Re: [PATCH v3 0/4] Speed up unpack_trees()

Junio C Hamano <gitster@xxxxxxxxx> · Wed, 08 Aug 2018 10:46:38 -0700

Duy Nguyen <pclouds@xxxxxxxxx> writes:

> On Mon, Aug 6, 2018 at 5:48 PM Junio C Hamano <gitster@xxxxxxxxx> wrote:
>> > I've also checked about the lookahead thing in unpack_trees() to see
>> > if we accidentally break something there, which is my biggest worry.
>> > See [1] and [2] for context, but I believe since we can't have D/F
>> > conflicts, the situation where lookahead is needed will not occur. So
>> > we should be safe.

I think you would want the same "switch cache-bottom before
descending into a subdirectory, and then restore cache-bottom after
traversal comes back" dance that is done for the normal tree
traversal case to happen.

	bottom = switch_cache_bottom(&newinfo);
	ret = traverse_trees(n, t, &newinfo);
	restore_cache_bottom(&newinfo, bottom);

During your walk of the index and the trees that are known to be in
sync, there is little reason to worry about the cache_bottom, which
is advanced by calling mark_ce_used() in traverse_by_cache_tree().
Where it matters is what happens after the traversal comes back out
of the subtree.  find_cache_pos() uses the bottom pointer so that it
does not have to go back to far to find an index entry that has not
been used to match with the entries from the trees (which are not
sorted exactly the same way as the index, unfortunately), so
forgetting to advance the bottom pointer while correctly marking a
ce as "used" is OK (i.e. hurts performance but not correctness), but
advancing the bottom pointer too much and leaving entries that are
not used behind is *not* OK.  And lack of restoring the bottom in
the new codepath makes me suspect exactly such a bug _after_ the
traversal exits the subtree we are using this new optimization in
and moves on.

Imagine we are iterating over the top-level of the trees, and found
a subtree in them.  There may be some index entries before the first
path in this subtree that are not yet marked as "used", the earliest
of which is pointed at by the cache_bottom pointer.
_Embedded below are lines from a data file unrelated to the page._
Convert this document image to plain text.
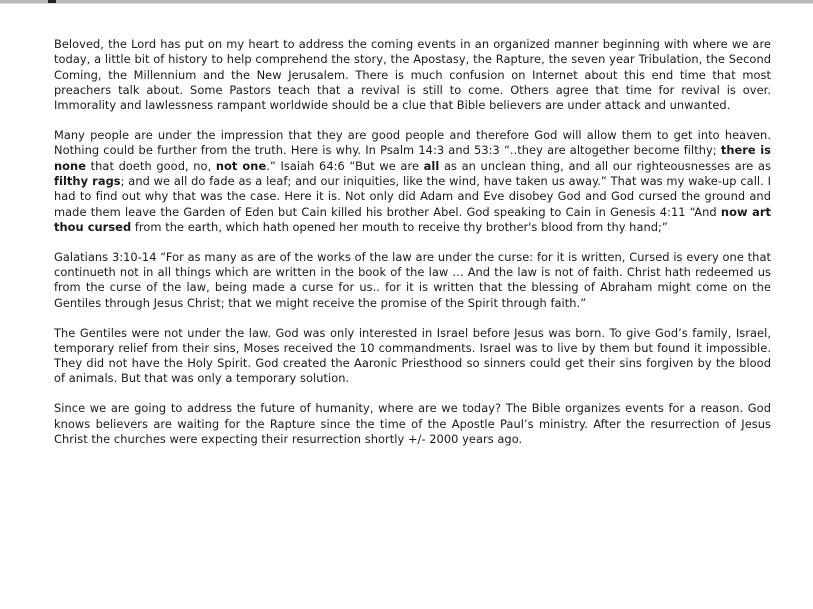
Beloved, the Lord has put on my heart to address the coming events in an organized manner beginning with where we are today, a little bit of history to help comprehend the story, the Apostasy, the Rapture, the seven year Tribulation, the Second Coming, the Millennium and the New Jerusalem. There is much confusion on Internet about this end time that most preachers talk about. Some Pastors teach that a revival is still to come. Others agree that time for revival is over. Immorality and lawlessness rampant worldwide should be a clue that Bible believers are under attack and unwanted.

Many people are under the impression that they are good people and therefore God will allow them to get into heaven. Nothing could be further from the truth. Here is why. In Psalm 14:3 and 53:3 “..they are altogether become filthy; there is none that doeth good, no, not one.” Isaiah 64:6 “But we are all as an unclean thing, and all our righteousnesses are as filthy rags; and we all do fade as a leaf; and our iniquities, like the wind, have taken us away.” That was my wake-up call. I had to find out why that was the case. Here it is. Not only did Adam and Eve disobey God and God cursed the ground and made them leave the Garden of Eden but Cain killed his brother Abel. God speaking to Cain in Genesis 4:11 “And now art thou cursed from the earth, which hath opened her mouth to receive thy brother's blood from thy hand;”

Galatians 3:10-14 “For as many as are of the works of the law are under the curse: for it is written, Cursed is every one that continueth not in all things which are written in the book of the law ... And the law is not of faith. Christ hath redeemed us from the curse of the law, being made a curse for us.. for it is written that the blessing of Abraham might come on the Gentiles through Jesus Christ; that we might receive the promise of the Spirit through faith.”

The Gentiles were not under the law. God was only interested in Israel before Jesus was born. To give God’s family, Israel, temporary relief from their sins, Moses received the 10 commandments. Israel was to live by them but found it impossible. They did not have the Holy Spirit. God created the Aaronic Priesthood so sinners could get their sins forgiven by the blood of animals. But that was only a temporary solution.

Since we are going to address the future of humanity, where are we today? The Bible organizes events for a reason. God knows believers are waiting for the Rapture since the time of the Apostle Paul’s ministry. After the resurrection of Jesus Christ the churches were expecting their resurrection shortly +/- 2000 years ago.
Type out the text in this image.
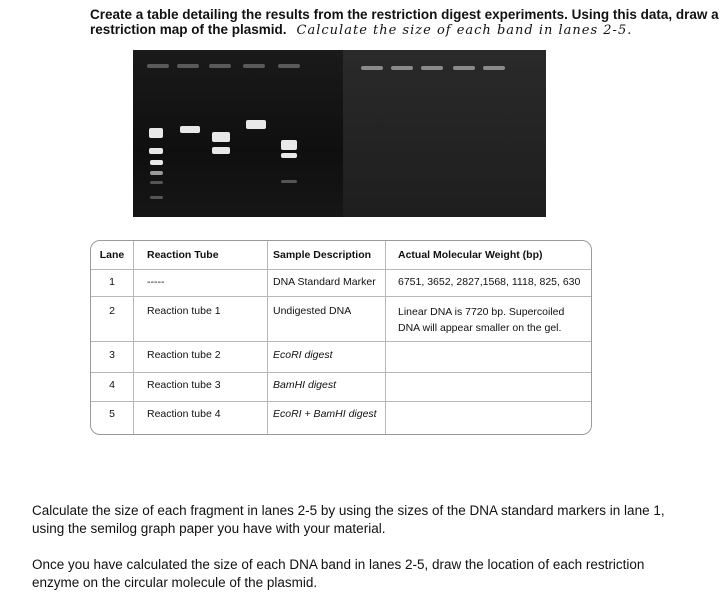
Create a table detailing the results from the restriction digest experiments. Using this data, draw a
restriction map of the plasmid. Calculate the size of each band in lanes 2-5.
Lane	Reaction Tube	Sample Description	Actual Molecular Weight (bp)
1	-----	DNA Standard Marker 6751, 3652, 2827,1568, 1118, 825, 630
2	Reaction tube 1	Undigested DNA	Linear DNA is 7720 bp. Supercoiled DNA will appear smaller on the gel.
3	Reaction tube 2	EcoRI digest
4	Reaction tube 3	BamHI digest
5	Reaction tube 4	EcoRI + BamHI digest
Calculate the size of each fragment in lanes 2-5 by using the sizes of the DNA standard markers in lane 1, using the semilog graph paper you have with your material.
Once you have calculated the size of each DNA band in lanes 2-5, draw the location of each restriction enzyme on the circular molecule of the plasmid.
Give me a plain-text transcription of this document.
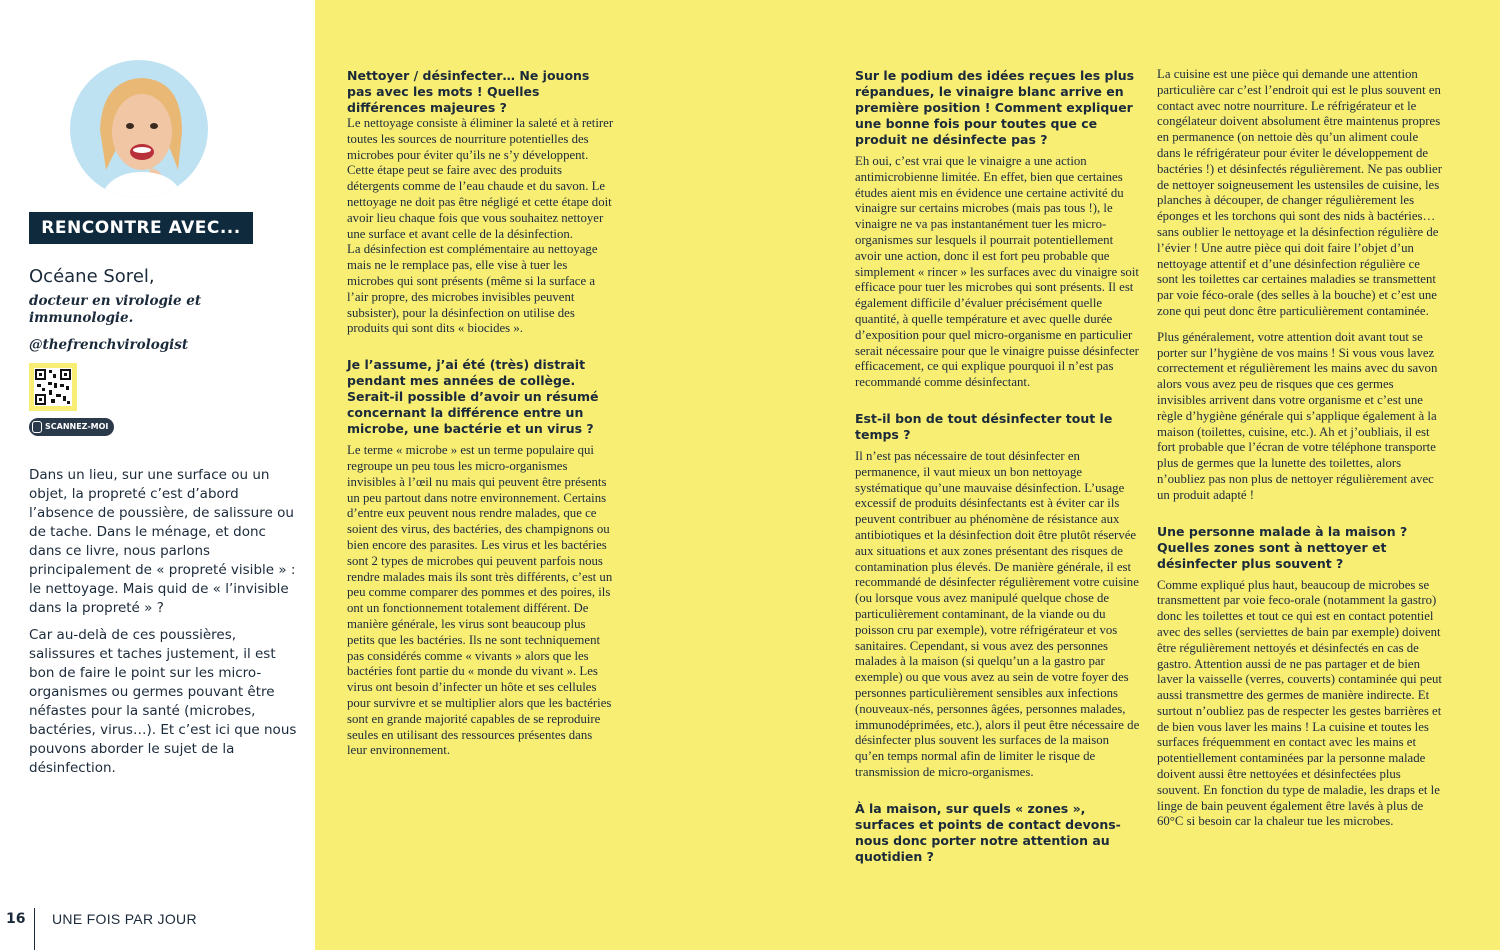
RENCONTRE AVEC...
Océane Sorel,
docteur en virologie et immunologie.
@thefrenchvirologist
SCANNEZ-MOI

Dans un lieu, sur une surface ou un objet, la propreté c’est d’abord l’absence de poussière, de salissure ou de tache. Dans le ménage, et donc dans ce livre, nous parlons principalement de « propreté visible » : le nettoyage. Mais quid de « l’invisible dans la propreté » ?

Car au-delà de ces poussières, salissures et taches justement, il est bon de faire le point sur les micro-organismes ou germes pouvant être néfastes pour la santé (microbes, bactéries, virus…). Et c’est ici que nous pouvons aborder le sujet de la désinfection.

16 UNE FOIS PAR JOUR
Nettoyer / désinfecter… Ne jouons pas avec les mots ! Quelles différences majeures ?

Le nettoyage consiste à éliminer la saleté et à retirer toutes les sources de nourriture potentielles des microbes pour éviter qu’ils ne s’y développent. Cette étape peut se faire avec des produits détergents comme de l’eau chaude et du savon. Le nettoyage ne doit pas être négligé et cette étape doit avoir lieu chaque fois que vous souhaitez nettoyer une surface et avant celle de la désinfection.

La désinfection est complémentaire au nettoyage mais ne le remplace pas, elle vise à tuer les microbes qui sont présents (même si la surface a l’air propre, des microbes invisibles peuvent subsister), pour la désinfection on utilise des produits qui sont dits « biocides ».

Je l’assume, j’ai été (très) distrait pendant mes années de collège. Serait-il possible d’avoir un résumé concernant la différence entre un microbe, une bactérie et un virus ?

Le terme « microbe » est un terme populaire qui regroupe un peu tous les micro-organismes invisibles à l’œil nu mais qui peuvent être présents un peu partout dans notre environnement. Certains d’entre eux peuvent nous rendre malades, que ce soient des virus, des bactéries, des champignons ou bien encore des parasites. Les virus et les bactéries sont 2 types de microbes qui peuvent parfois nous rendre malades mais ils sont très différents, c’est un peu comme comparer des pommes et des poires, ils ont un fonctionnement totalement différent. De manière générale, les virus sont beaucoup plus petits que les bactéries. Ils ne sont techniquement pas considérés comme « vivants » alors que les bactéries font partie du « monde du vivant ». Les virus ont besoin d’infecter un hôte et ses cellules pour survivre et se multiplier alors que les bactéries sont en grande majorité capables de se reproduire seules en utilisant des ressources présentes dans leur environnement.

Sur le podium des idées reçues les plus répandues, le vinaigre blanc arrive en première position ! Comment expliquer une bonne fois pour toutes que ce produit ne désinfecte pas ?

Eh oui, c’est vrai que le vinaigre a une action antimicrobienne limitée. En effet, bien que certaines études aient mis en évidence une certaine activité du vinaigre sur certains microbes (mais pas tous !), le vinaigre ne va pas instantanément tuer les micro-organismes sur lesquels il pourrait potentiellement avoir une action, donc il est fort peu probable que simplement « rincer » les surfaces avec du vinaigre soit efficace pour tuer les microbes qui sont présents. Il est également difficile d’évaluer précisément quelle quantité, à quelle température et avec quelle durée d’exposition pour quel micro-organisme en particulier serait nécessaire pour que le vinaigre puisse désinfecter efficacement, ce qui explique pourquoi il n’est pas recommandé comme désinfectant.

Est-il bon de tout désinfecter tout le temps ?

Il n’est pas nécessaire de tout désinfecter en permanence, il vaut mieux un bon nettoyage systématique qu’une mauvaise désinfection. L’usage excessif de produits désinfectants est à éviter car ils peuvent contribuer au phénomène de résistance aux antibiotiques et la désinfection doit être plutôt réservée aux situations et aux zones présentant des risques de contamination plus élevés. De manière générale, il est recommandé de désinfecter régulièrement votre cuisine (ou lorsque vous avez manipulé quelque chose de particulièrement contaminant, de la viande ou du poisson cru par exemple), votre réfrigérateur et vos sanitaires. Cependant, si vous avez des personnes malades à la maison (si quelqu’un a la gastro par exemple) ou que vous avez au sein de votre foyer des personnes particulièrement sensibles aux infections (nouveaux-nés, personnes âgées, personnes malades, immunodéprimées, etc.), alors il peut être nécessaire de désinfecter plus souvent les surfaces de la maison qu’en temps normal afin de limiter le risque de transmission de micro-organismes.

À la maison, sur quels « zones », surfaces et points de contact devons-nous donc porter notre attention au quotidien ?

La cuisine est une pièce qui demande une attention particulière car c’est l’endroit qui est le plus souvent en contact avec notre nourriture. Le réfrigérateur et le congélateur doivent absolument être maintenus propres en permanence (on nettoie dès qu’un aliment coule dans le réfrigérateur pour éviter le développement de bactéries !) et désinfectés régulièrement. Ne pas oublier de nettoyer soigneusement les ustensiles de cuisine, les planches à découper, de changer régulièrement les éponges et les torchons qui sont des nids à bactéries… sans oublier le nettoyage et la désinfection régulière de l’évier ! Une autre pièce qui doit faire l’objet d’un nettoyage attentif et d’une désinfection régulière ce sont les toilettes car certaines maladies se transmettent par voie féco-orale (des selles à la bouche) et c’est une zone qui peut donc être particulièrement contaminée.

Plus généralement, votre attention doit avant tout se porter sur l’hygiène de vos mains ! Si vous vous lavez correctement et régulièrement les mains avec du savon alors vous avez peu de risques que ces germes invisibles arrivent dans votre organisme et c’est une règle d’hygiène générale qui s’applique également à la maison (toilettes, cuisine, etc.). Ah et j’oubliais, il est fort probable que l’écran de votre téléphone transporte plus de germes que la lunette des toilettes, alors n’oubliez pas non plus de nettoyer régulièrement avec un produit adapté !

Une personne malade à la maison ? Quelles zones sont à nettoyer et désinfecter plus souvent ?

Comme expliqué plus haut, beaucoup de microbes se transmettent par voie feco-orale (notamment la gastro) donc les toilettes et tout ce qui est en contact potentiel avec des selles (serviettes de bain par exemple) doivent être régulièrement nettoyés et désinfectés en cas de gastro. Attention aussi de ne pas partager et de bien laver la vaisselle (verres, couverts) contaminée qui peut aussi transmettre des germes de manière indirecte. Et surtout n’oubliez pas de respecter les gestes barrières et de bien vous laver les mains ! La cuisine et toutes les surfaces fréquemment en contact avec les mains et potentiellement contaminées par la personne malade doivent aussi être nettoyées et désinfectées plus souvent. En fonction du type de maladie, les draps et le linge de bain peuvent également être lavés à plus de 60°C si besoin car la chaleur tue les microbes.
Before descending into the subtree (and start consuming the entry
with the first in this subtree from the index), we stash away the
current cache_bottom, and then start walking the subtree.  While we
are in that subtree, the cache_bottom starts from the first name in
the subtree and increments, as we _know_ the entry at the old
cache_bottom is outside this subtree and will not match any entry
form the subtree.  Then when the traversal returns, all index
entries within the "subtree/" path will be marked "used".  At that
point, when we continue to scan the top-level of the trees, we need
to restore the cache_bottom, so that we do not forget entries that
we knew we needed to scan eventually, if there was any.